Em novo estudo, a ciência mostra que hemácias adaptadas a grandes altitudes e à droga experimental HypoxyStat ajudam a controlar o diabetes ao sugar glicose do sangue.
A diabetes é uma doença crônica marcada pelo excesso de glicose no sangue, capaz de danificar vasos, órgãos e nervos ao longo do tempo. Segundo dados de 2025 da International Diabetes Federation, 11,1% dos adultos entre 20 e 79 anos vivem com a doença, o equivalente a 1 em cada 9 pessoas, e mais de 40% sequer sabem que são diabéticas, o que torna a descoberta ainda mais relevante. Durante décadas, alimentação, peso corporal e predisposição genética foram vistos como protagonistas. Agora, a ciência traz o ambiente para o centro da conversa, mostrando que o oxigênio disponível no ar pode mexer diretamente com a forma como o corpo lida com a glicose.

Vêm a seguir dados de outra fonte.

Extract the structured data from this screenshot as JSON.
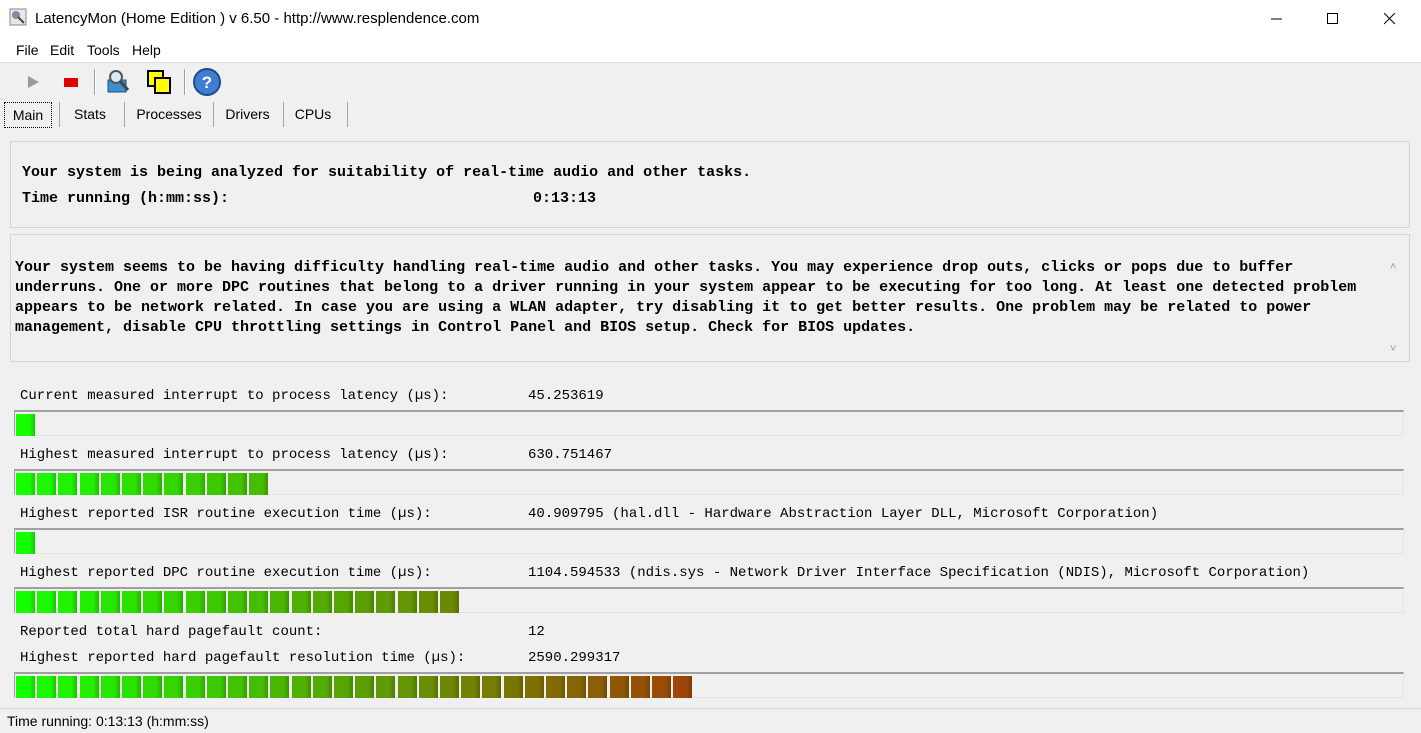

No novo estudo publicado na revista Cell Metabolism, cientistas do Gladstone Institutes observaram que quem vive em grandes altitudes parece ter uma proteção natural contra o diabetes. Em condições de pouco oxigênio, os glóbulos vermelhos passam a captar mais glicose da corrente sanguínea, reduzindo a glicemia de forma marcante. Essa mesma lógica foi levada para o laboratório com o medicamento experimental HypoxyStat e, em camundongos diabéticos, a ciência conseguiu reverter completamente a glicemia em modelos de diabetes experimental, algo que até então parecia restrito a abordagens focadas em insulina, fígado e músculos.
Ciência e o enigma da proteção em grandes altitudes
Há anos, estudos observacionais indicavam que moradores de regiões montanhosas tendem a apresentar taxas menores de diabetes, mas a explicação para esse fenômeno permanecia vaga.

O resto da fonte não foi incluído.